Ever since realizing my role in the lifestyle, I have been faced with a lot of ...decisions that I’ve had to make. In some instances, I’ve had no issues with making those decisions. But then there are those instances where the decisions I’ve had to make, aren’t always so easy to make. I’ve had to put a lot of time and thought before making specific decisions, thinking about how they would impact my life, not only at the time but later down the road. One of those major decisions that I’ve had to make is whether or not to tell my vanilla friends about my life as a slave.
Telling your vanilla friends about one’s activity in the BDSM lifestyle can be extremely an extremely tricky thing to do. That best friend that you’ve had for decades and shared almost everything with and have shared numerous life experiences with still may not be able to cope with finding out about the kinky fuckery and submission that you enjoy both inside and outside of the bedroom. Yet, on the other hand, their reaction may completely shock you.
When I came out to my friends, I got a lot of mixed reactions. Some good, some not so good, and some that just made me want to bang my head against the wall. I don’t really want to bore you with the details of my experiences with coming out to my friends because I’m pretty sure most of you already know what kind of reactions I got because all of you have probably experienced the same.
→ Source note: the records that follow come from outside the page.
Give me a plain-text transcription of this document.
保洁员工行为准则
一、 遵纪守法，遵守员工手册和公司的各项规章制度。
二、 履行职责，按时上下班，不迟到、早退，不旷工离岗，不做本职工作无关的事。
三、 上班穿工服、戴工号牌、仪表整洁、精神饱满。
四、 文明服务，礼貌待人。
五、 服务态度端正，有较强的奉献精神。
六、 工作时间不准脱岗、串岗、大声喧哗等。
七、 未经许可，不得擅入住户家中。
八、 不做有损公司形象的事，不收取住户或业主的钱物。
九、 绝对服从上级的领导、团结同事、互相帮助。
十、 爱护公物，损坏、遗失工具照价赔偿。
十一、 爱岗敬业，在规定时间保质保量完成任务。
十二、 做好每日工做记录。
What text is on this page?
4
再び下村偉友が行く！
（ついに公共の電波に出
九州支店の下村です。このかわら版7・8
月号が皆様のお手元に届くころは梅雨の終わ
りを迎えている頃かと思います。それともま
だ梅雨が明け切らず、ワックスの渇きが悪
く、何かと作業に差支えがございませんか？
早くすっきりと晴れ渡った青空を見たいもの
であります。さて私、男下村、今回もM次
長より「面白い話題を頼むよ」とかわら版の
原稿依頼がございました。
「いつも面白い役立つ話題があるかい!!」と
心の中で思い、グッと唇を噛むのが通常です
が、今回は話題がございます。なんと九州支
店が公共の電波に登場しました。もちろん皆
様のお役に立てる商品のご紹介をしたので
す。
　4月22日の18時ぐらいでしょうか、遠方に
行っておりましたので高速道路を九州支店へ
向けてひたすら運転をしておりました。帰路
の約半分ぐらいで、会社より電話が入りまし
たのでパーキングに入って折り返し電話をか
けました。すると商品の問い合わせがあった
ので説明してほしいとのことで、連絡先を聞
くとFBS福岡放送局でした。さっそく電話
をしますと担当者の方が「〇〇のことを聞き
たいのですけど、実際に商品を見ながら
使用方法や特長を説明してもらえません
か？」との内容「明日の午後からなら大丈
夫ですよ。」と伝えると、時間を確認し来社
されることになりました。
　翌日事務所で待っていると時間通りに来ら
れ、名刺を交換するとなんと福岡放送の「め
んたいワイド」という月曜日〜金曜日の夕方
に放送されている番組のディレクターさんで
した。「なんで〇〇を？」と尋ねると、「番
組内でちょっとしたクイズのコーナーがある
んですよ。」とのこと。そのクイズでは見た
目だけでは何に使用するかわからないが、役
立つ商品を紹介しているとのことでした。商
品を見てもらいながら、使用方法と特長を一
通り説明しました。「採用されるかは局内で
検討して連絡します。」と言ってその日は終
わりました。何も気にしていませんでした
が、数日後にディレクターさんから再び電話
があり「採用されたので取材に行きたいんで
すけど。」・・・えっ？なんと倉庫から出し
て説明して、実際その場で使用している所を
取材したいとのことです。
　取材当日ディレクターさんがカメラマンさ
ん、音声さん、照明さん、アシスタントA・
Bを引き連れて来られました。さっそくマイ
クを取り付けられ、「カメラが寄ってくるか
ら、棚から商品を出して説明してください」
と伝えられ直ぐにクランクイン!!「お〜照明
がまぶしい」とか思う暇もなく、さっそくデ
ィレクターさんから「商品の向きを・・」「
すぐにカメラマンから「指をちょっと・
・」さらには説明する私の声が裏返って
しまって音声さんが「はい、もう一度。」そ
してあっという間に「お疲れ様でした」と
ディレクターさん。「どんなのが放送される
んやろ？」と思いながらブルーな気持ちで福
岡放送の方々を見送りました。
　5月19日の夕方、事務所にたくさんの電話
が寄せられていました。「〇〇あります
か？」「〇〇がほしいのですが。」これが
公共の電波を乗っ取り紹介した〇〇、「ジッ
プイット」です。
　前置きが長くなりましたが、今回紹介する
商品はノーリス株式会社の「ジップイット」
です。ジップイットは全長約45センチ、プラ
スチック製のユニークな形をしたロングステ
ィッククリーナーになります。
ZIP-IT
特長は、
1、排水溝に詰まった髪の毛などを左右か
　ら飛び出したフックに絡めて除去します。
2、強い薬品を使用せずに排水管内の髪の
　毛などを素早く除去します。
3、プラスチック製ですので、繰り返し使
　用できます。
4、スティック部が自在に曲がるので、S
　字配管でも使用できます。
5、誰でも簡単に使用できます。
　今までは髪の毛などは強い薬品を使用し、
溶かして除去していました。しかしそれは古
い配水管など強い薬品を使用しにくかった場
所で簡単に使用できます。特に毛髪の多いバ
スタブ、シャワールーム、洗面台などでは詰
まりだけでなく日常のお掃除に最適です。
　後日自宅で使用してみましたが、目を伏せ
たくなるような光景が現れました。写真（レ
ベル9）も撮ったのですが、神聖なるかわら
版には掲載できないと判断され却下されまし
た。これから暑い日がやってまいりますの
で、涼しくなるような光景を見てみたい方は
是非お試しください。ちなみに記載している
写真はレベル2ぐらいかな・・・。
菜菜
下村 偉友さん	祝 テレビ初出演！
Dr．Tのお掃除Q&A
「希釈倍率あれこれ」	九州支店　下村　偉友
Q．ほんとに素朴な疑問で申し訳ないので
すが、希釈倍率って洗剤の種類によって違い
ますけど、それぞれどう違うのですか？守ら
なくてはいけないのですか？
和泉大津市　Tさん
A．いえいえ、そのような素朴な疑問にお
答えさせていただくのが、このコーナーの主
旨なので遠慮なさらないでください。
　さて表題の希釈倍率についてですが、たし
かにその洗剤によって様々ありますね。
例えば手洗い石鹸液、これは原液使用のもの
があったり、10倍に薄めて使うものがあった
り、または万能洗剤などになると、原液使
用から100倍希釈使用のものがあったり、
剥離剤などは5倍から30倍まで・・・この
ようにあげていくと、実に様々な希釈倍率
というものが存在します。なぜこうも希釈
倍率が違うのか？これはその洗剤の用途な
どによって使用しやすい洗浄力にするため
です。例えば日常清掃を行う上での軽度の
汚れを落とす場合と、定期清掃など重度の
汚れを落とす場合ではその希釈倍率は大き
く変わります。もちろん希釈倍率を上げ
It’s no fun being rejected by people who you think are your friends especially when so many of us are rejected on a regular basis by society, and not because of participating in the lifestyle, but because of all the other bullshit that we have to deal with out in the vanilla world. I know I can’t speak for everyone, but I know that for me, those I consider my friends are those who I can turn to for anything, no matter what and who is going to love and support me no matter what I may enjoy doing in the privacy of my own bedroom and because I choose to wear a collar as a part of my daily wardrobe. Especially in the grand scheme of things, just because I choose to submit and have my ass beaten, doesn’t change the person I really am. If anything, it enhances me because I am then truly free to be who I am without having to hide.
It’s really tricky when deciding to come out to those who aren't in the lifestyle and before coming out to people, you have to be able to live with their reaction, whether it be positive or negative. If you do get a negative response, you have to be ready to deal with whatever they’re going to throw at you because believe me, they’re gonna throw some nasty stuff in your direction. Not only do you have to be able to deal with whatever nastiness they’re going to throw your way, you have to be able to deal with the possibility that you’re going to lose some friends. It’s never fun to be given an ultimatum where you have to decide whether you’re going to stay friends with a person or give up the one thing in your life that makes you feel happy and complete. Been there, done that, and have more t-shirts that I’d rather have. But, when it boils down to keeping a person in my life who isn’t going to accept me for who I am or to live the life that makes me happy, I’m gonna pick what makes me happy. It’s never easy to make these kinds of choices even though you’re better off in the long run.
I don’t advocate hiding who you really are, but I know there are times where it needs to be done and that can’t be helped. But before you decide to come out to people, make sure that you’re comfortable doing so. I know it’s completely nerve-wracking and that you will come up with a list of about a hundred million other things that you would rather do than to have this conversation but be as prepared as you can. There are numerous resources out there, and two I would highly suggest is “When Someone You Love is Kinky” by Dossie Easton and Catherine Liszt. I've not read this book personally, but I have heard great things about it and also, Kink Coming Out Day’s website. They can also be found on Facebook and Twitter. I highly suggest checking out these two sources before coming out kinky to your vanilla friends.
Coming out kinky to someone who isn't is an extremely difficult decision and one that can't easily be undone. There's no way to figure out beforehand what kind of reaction you're going to receive, so you can't really brace yourself and know what to expect. I highly suggest before doing so, practice what you're going to say(but not too much that it sounds rehearsed)and find a support system to help you make your next move.